Think about it: if a man has six dumpsters of trash in his house, guess how much *paper* there is to sort through? And I have to sort it, because there is, amidst a whole lot of nonsense, some important stuff in there.

Which brings us, finally, after a gazillion paragraphs of prelude, to the point of this post: yesterday, I sorted what was, I believe, finally (FINALLY!) , the last scrap of paper. Everything that remains in his house is now sorted into two categories -- trash for the seventh (and final) dumpster, or a donation to charity. The dumpster will be ordered soon, the house finally (FINALLY!) emptied and a bunch of cosmetic work done inside to purge the place of its current stylistic rut that we will call "1972."

This may not strike you as a big deal, but, trust me, if you were in the middle of the multi-month/mostly-solo spectacular that this has been you would have joined me in the butt-shaking touchdown dance that I did yesterday. Exile on Main Street was on the boom box that I always bring over there to stave off boredom and panic, and I joined Mick and Keef in the muted, but intense, celebration that is my very favorite Stones song. Dig.
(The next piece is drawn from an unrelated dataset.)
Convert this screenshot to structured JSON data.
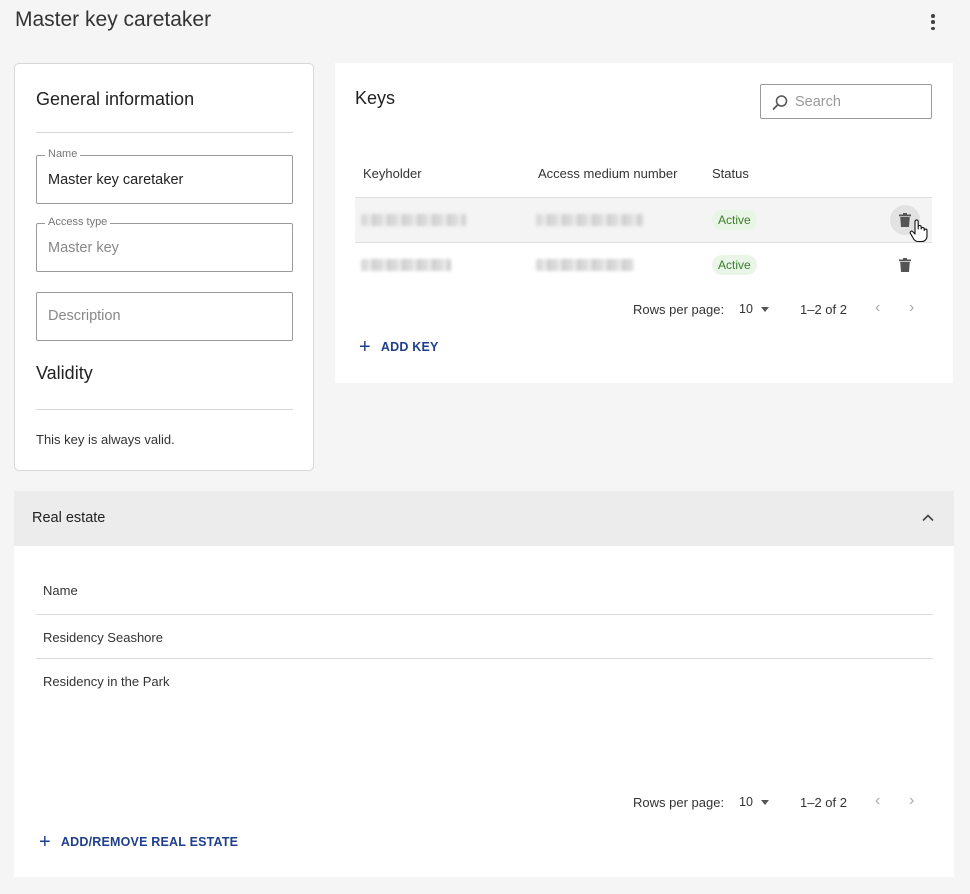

- Posted using BlogPress from my iPad

4 comments:

  1. So sorry to hear what you and your Dad are going through. My father suffered with dementia, too. It's a heartbreaking disease to witness.

    ReplyDelete
  2. My mother had dementia for the last seven years of her life until she finally bowed out on Millennium Eve, her body having been kept alive long after she had effectively left it. I get what you say about the questionable morality of grimly enforcing such appalling life quality on elderly humans, when you would consider it cruelty to keep an animal in such a state.

    Trawling through your Dad's fifty-year hoard must have been enough to bring you to screaming point at times. I hope you were at least spared the experience a friend of mine had recently, where while completing a similar task for her father she stumbled across an attaché case packed with a selection of quite imaginative sex toys, and a pack of condoms which was still 'in date' and had some missing (her Dad was 80 at the time....). No amount of Mick Jagger could erase the unbidden mental images which that little case evoked.

    ReplyDelete
  3. To the screaming point? Yes, but always because of the sheer volume of the uselessness of what he failed to get rid of himself. It was dullsville all the way.

    ReplyDelete
  4. Yes, I get you. That's a completely different kind of stress. My mother's lifetime haul actually DID yield a few surprises (though nothing to rival my poor friend's.), which kept me on my toes while sorting through it all. Fifty years of paint cans and washers is irredeemable.

    Makes the astonishing dimension your Dad seems to have reached within his own mind all the more remarkable, I suppose. I've never heard of anything quite like THAT before.